## Sunday, August 4, 2013

### BFS and Undirected Connectivity

Let G=(V,E) be an undirected graph (Note - for directed graph, better algorithms are available)

Connected Components - the pieces of G, where  graphs are connected in equivalence class.

Formal definition of max connectivity - Equivalence relation between 2 vertices u and v for every u to v path in G.

Equivalence relation between 2 vertices means they have to satisfly 3 conditions of equivalence
1) Reflexive - Everything has to be related to itself
2) Symmetric - If u is related to v, then v is related to u, which is not a problem for undirected graph
3) Transitive - If u and v are related and v and w are related, then u and w are related

Application
What is use of this application -
1) Check if network is disconnected
2) clustering of highly related object which can help in graph visualization

Pseudocode
Let G=(V, E) be an undirected graph. The connected components of G are the "pieces' of G. The goal is to compute all connected components.
To compute all components:
```Mark all nodes unexplored
//suppose nodes have names say 1 to n
for i=1 to n
if i not yet explored
BFS(G, i)
```

The call to BFS discovers precisely i's connected component. This algorithm can't miss any nodes because it actually walks through every node so it must find every connected component. If we wanted to find the number of connected components, we could keep a count variable and increment it each time we call BFS.

Example
(Taken from coursera course - Tim Roughgarden in Algorithms: Design and Analysis, Part 1)
Consider the graph :
So we have nodes marked from 1 to n. We start with node 1, and after reaching there we start BFS.

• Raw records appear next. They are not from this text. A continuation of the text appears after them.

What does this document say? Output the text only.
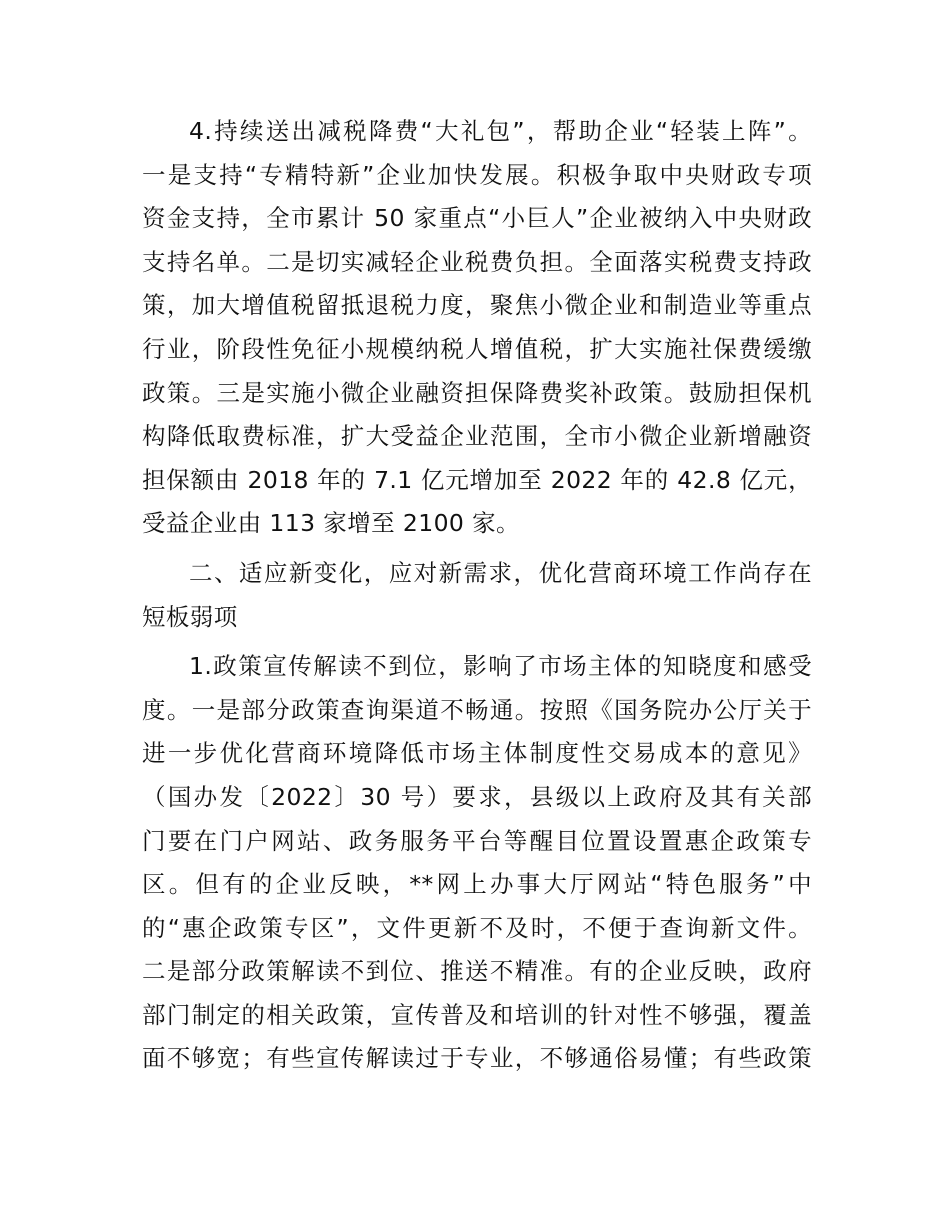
4.持续送出减税降费“大礼包”，帮助企业“轻装上阵”。
一是支持“专精特新”企业加快发展。积极争取中央财政专项
资金支持，全市累计 50 家重点“小巨人”企业被纳入中央财政
支持名单。二是切实减轻企业税费负担。全面落实税费支持政
策，加大增值税留抵退税力度，聚焦小微企业和制造业等重点
行业，阶段性免征小规模纳税人增值税，扩大实施社保费缓缴
政策。三是实施小微企业融资担保降费奖补政策。鼓励担保机
构降低取费标准，扩大受益企业范围，全市小微企业新增融资
担保额由 2018 年的 7.1 亿元增加至 2022 年的 42.8 亿元，
受益企业由 113 家增至 2100 家。
二、适应新变化，应对新需求，优化营商环境工作尚存在
短板弱项
1.政策宣传解读不到位，影响了市场主体的知晓度和感受
度。一是部分政策查询渠道不畅通。按照《国务院办公厅关于
进一步优化营商环境降低市场主体制度性交易成本的意见》
（国办发〔2022〕30 号）要求，县级以上政府及其有关部
门要在门户网站、政务服务平台等醒目位置设置惠企政策专
区。但有的企业反映，**网上办事大厅网站“特色服务”中
的“惠企政策专区”，文件更新不及时，不便于查询新文件。
二是部分政策解读不到位、推送不精准。有的企业反映，政府
部门制定的相关政策，宣传普及和培训的针对性不够强，覆盖
面不够宽；有些宣传解读过于专业，不够通俗易懂；有些政策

Starting the BFS here. We add 3 and 5 queue, process them and de-queue them.

On de-queuing 5, we will add 7 and 9 in some order.

Now there are no other connected nodes in this component. So we come out of BFS loop. We go to next node i.e. 2.
Again we start BFS from node 2, and we only get 4.
As there no other edges we come out of this component to outer for loop.

Now in the outer loop we go to node 3, which is explored, 4 - explored, 5 - explored, and then we come to 6 which is not explored.

We apply bfs again, and also traverse 8 and 10, and come out of bfs loop.
Now we go to for loop, and see 7 is explored, 8-explored, 9-explored and finally 10 is also explored.

Running time - O (V+E)
For each node, we have to do constant time proportional to number of vertices V (like initializing all the nodes to unexplored, then running in loop and setting them explored etc) and as far as the edges, we have to consider them only when we are in for loop of processing, though it is not required for initalizing calls etc, it is per edge.